Compressed Audio Files Will Never Sound As Good

Audio Tips , Interviews



Even though listeners have become used to the thin sound of compressed music played through tiny computer speakers, they complain that it really becomes uncomfortable when they turn up the volume in order to hear more musical details. Loudness wars take place when we try to get attention. We speak louder and louder. Even if we do not understand the language being spoken, we pay more attention to louder voices, they seem more exciting. But with music, the excitement comes from variations in loudness, pitch, rhythm and timbre. Held constant, any one of those parameters seems monotonous. Constant loudness bores the brain and listeners skip to another song. The problem is that all the songs on their computers are compressed by definition, so they become frustrated. Listeners do not realise that compressed audio files eliminate much of the data from the original compact disc. They are created by compressing the music into a smaller file by excluding the musical data that the ear is less likely to notice, mainly at the very low and high frequencies. This leave the music sounding brittle, flat, hollow, tinny and without punch.



1. Two-dimensional flat soundstage. The lush original is reduced to a cardboard replica, having lost its ambience, delicate subtleties, depth, realism, richness, sparkle, three-dimensional space and warmth.


2. Added sizzle and mushiness. The artificial weird bubbling and phasing, unnatural swirling metallic noises that sound like someone has added twinkling chime bars to everything, or that there is a mosquito buzzing in your ear. Fuzzy sounds swirl around in a muddled mess.


3. Added distortion. Codecs (the systems used to implement compression in audio files) rarely include any headroom for the encoding process itself, so the added processing pushes the music even further over the limits, adding distortion by generating inter-sample peaks.
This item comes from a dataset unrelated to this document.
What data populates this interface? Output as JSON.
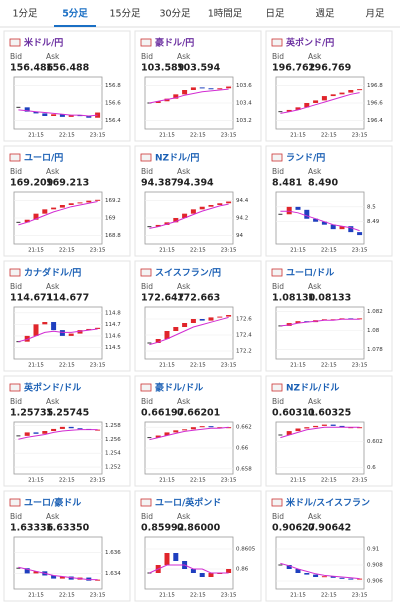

High quality audio means very large audio files. Audio file compression reduces the audio file size but almost all compression codecs are lossy, which means that audio quality is lost every single time the file is saved. The most common lossy compression codecs are:


1. AAC (Advanced Audio Coding). This is based on the MPEG4 standard owned by Dolby. The Apple iTunes Music Store uses a copy-protected version of AAC. Note: Most music downloaders do not bother checking the iTunes preferences and go for the default settings (160 kbps). Even for those who change the preferences to use 320 kbps (60% space saving), the sound is still worse than the source.


2. MPEG Layer-3. This is the most popular format for music downloading. By eliminating portions of the audio file that are essentially inaudible, MPEG Layer-3 files are compressed to roughly 10% of the size of an equivalent standard, uncompressed, CD-quality, PCM audio file.


Do not confuse the audio file type with its codec. The type is determined by the file extension (what comes after the “.” in the file name) whereas the codec is the way the audio file is compressed and stored (which, in turn, determines its size). The most common audio file types are AIF and WAV, the standard, uncompressed, CD-quality, PCM audio file formats used by Apple and PCs respectively. The most common lossless compression codec is FLAC. An audio file compressed with FLAC and restored later will be a perfect copy of the original.